Elle appelait Isaac «mon bébé». Elle vivait seule avec lui dans sa maison à la campagne. Mon fils et moi, on redoutait le jour où Isaac allait mourir. Et lorsqu’il était en vie, on voulait à tout prix éviter de le perdre dans la nature. S’il fallait qu’il disparaisse à jamais par notre propre faute!

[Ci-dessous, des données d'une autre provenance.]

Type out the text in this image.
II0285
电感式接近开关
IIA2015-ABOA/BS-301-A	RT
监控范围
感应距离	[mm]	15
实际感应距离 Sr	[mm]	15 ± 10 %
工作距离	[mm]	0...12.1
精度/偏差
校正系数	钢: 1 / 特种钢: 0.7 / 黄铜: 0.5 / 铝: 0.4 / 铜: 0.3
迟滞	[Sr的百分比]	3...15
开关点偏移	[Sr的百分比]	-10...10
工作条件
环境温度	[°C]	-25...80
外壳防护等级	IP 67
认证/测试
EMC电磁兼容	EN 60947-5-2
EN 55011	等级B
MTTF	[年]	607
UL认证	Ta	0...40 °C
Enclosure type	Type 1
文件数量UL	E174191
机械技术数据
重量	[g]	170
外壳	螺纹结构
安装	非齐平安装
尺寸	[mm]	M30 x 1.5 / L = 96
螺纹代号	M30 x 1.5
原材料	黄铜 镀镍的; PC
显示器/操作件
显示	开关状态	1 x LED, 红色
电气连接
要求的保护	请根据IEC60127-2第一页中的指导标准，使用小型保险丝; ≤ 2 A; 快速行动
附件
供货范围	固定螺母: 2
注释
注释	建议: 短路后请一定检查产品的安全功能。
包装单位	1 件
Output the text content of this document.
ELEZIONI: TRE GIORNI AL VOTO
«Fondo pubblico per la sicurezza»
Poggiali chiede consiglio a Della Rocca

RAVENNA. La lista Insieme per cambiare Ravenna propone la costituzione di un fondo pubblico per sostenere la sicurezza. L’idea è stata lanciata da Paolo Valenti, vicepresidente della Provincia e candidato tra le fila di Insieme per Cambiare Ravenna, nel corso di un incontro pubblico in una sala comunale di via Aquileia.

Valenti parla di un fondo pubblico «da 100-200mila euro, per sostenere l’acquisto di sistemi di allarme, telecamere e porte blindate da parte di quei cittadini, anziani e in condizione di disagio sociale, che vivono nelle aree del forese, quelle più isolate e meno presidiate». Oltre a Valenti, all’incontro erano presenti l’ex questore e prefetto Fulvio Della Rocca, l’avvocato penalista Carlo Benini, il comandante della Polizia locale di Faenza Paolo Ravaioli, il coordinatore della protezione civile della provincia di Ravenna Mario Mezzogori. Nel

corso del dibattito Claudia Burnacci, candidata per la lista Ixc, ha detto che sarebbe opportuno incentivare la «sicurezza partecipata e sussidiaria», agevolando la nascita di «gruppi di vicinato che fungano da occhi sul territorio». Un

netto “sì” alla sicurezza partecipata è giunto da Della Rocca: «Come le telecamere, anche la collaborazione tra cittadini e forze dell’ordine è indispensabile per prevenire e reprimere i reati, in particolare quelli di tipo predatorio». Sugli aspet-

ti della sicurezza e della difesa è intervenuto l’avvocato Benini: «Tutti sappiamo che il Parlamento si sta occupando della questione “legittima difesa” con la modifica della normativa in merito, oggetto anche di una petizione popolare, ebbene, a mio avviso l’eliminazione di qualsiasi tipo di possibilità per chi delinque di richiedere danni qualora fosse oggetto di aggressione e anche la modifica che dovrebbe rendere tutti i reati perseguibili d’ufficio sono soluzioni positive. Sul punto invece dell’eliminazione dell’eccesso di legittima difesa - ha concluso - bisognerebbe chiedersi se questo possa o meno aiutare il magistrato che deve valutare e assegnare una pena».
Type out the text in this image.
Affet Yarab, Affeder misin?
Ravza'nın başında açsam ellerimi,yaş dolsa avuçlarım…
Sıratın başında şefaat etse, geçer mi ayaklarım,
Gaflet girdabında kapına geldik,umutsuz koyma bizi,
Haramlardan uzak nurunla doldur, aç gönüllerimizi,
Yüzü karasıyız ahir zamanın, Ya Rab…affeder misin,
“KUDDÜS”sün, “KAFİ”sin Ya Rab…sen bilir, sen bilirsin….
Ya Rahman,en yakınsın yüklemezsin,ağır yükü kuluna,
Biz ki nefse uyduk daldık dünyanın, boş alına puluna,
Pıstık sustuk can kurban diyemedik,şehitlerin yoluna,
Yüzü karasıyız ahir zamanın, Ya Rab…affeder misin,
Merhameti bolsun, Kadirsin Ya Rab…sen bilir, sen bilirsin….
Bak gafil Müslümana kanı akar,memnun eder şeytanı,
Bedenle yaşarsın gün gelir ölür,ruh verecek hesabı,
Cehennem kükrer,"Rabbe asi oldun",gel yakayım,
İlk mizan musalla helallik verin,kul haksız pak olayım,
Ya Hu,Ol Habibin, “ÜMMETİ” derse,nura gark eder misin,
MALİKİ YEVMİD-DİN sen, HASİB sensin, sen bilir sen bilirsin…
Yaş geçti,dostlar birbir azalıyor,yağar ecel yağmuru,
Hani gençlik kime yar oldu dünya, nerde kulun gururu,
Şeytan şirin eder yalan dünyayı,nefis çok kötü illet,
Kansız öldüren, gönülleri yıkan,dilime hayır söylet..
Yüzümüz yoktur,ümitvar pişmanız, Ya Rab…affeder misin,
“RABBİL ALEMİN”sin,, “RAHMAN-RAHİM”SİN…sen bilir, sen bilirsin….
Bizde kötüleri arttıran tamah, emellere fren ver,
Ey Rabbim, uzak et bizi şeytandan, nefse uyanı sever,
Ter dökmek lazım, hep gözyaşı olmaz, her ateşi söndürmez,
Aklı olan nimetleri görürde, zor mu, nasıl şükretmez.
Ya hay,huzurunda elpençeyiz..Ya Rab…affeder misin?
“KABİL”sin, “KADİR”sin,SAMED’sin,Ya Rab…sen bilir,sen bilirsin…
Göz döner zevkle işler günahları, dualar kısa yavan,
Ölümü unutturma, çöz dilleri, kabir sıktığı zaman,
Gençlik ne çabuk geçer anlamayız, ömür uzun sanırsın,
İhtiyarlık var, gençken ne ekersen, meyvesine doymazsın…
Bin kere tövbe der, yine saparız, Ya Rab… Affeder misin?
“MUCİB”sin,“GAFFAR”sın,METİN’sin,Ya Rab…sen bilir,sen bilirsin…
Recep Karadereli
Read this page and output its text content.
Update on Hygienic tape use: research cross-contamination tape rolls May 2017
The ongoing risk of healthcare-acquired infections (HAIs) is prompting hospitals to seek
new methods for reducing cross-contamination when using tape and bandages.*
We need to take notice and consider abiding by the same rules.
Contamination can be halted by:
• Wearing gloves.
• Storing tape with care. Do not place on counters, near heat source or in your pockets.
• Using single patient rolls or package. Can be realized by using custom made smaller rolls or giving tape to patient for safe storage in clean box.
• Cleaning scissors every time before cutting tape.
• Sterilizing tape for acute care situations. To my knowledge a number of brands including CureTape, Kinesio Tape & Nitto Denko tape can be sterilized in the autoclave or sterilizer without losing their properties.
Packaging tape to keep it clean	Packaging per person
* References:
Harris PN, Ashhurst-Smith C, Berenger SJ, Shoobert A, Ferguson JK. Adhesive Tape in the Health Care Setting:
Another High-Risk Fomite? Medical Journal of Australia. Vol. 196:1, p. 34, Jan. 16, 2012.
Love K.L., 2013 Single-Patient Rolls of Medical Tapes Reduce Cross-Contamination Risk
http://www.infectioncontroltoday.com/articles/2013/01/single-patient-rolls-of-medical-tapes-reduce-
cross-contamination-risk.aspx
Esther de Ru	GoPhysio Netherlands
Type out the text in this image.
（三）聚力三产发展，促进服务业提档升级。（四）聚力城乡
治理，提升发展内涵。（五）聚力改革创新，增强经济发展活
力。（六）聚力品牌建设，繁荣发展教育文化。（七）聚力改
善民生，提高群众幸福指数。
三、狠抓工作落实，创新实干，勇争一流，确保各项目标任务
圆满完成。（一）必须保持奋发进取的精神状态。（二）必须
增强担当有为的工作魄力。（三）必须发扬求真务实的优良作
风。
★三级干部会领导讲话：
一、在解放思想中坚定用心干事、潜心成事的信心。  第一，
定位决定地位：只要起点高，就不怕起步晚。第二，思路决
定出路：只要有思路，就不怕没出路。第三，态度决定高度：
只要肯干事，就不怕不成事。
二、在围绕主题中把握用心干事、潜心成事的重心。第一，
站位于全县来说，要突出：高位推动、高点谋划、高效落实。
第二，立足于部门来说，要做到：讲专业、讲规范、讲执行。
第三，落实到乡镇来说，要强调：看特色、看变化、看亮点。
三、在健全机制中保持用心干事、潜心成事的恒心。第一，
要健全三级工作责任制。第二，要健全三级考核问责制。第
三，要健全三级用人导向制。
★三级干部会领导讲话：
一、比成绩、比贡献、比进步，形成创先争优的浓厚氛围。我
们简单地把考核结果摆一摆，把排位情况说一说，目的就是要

Le tout nouveau Shih Tzu est jeune, fougueux et taquin. Il s’appelle Kami et prend énormément de place. N’empêche: revenant d’une visite chez sa mère, mon fils m’a dit: «Il y a beau y avoir un nouveau chien, dès qu’on entre dans la maison, il y a comme un gros trou. Ça paraît qu’Isaac n’est plus là.»

La mère de mon fils vit connectée avec la nature. En plus de son chien, elle observe les oiseaux à travers les vitres de son solarium. Les rongeurs, les insectes, les bêtes. Elle adore les animaux.

Vivre avec un animal domestique est un mode de vie en soi.  Il procure des bienfaits largement reconnus aujourd’hui. C’est peut-être l’art de vivre le plus vieux du monde.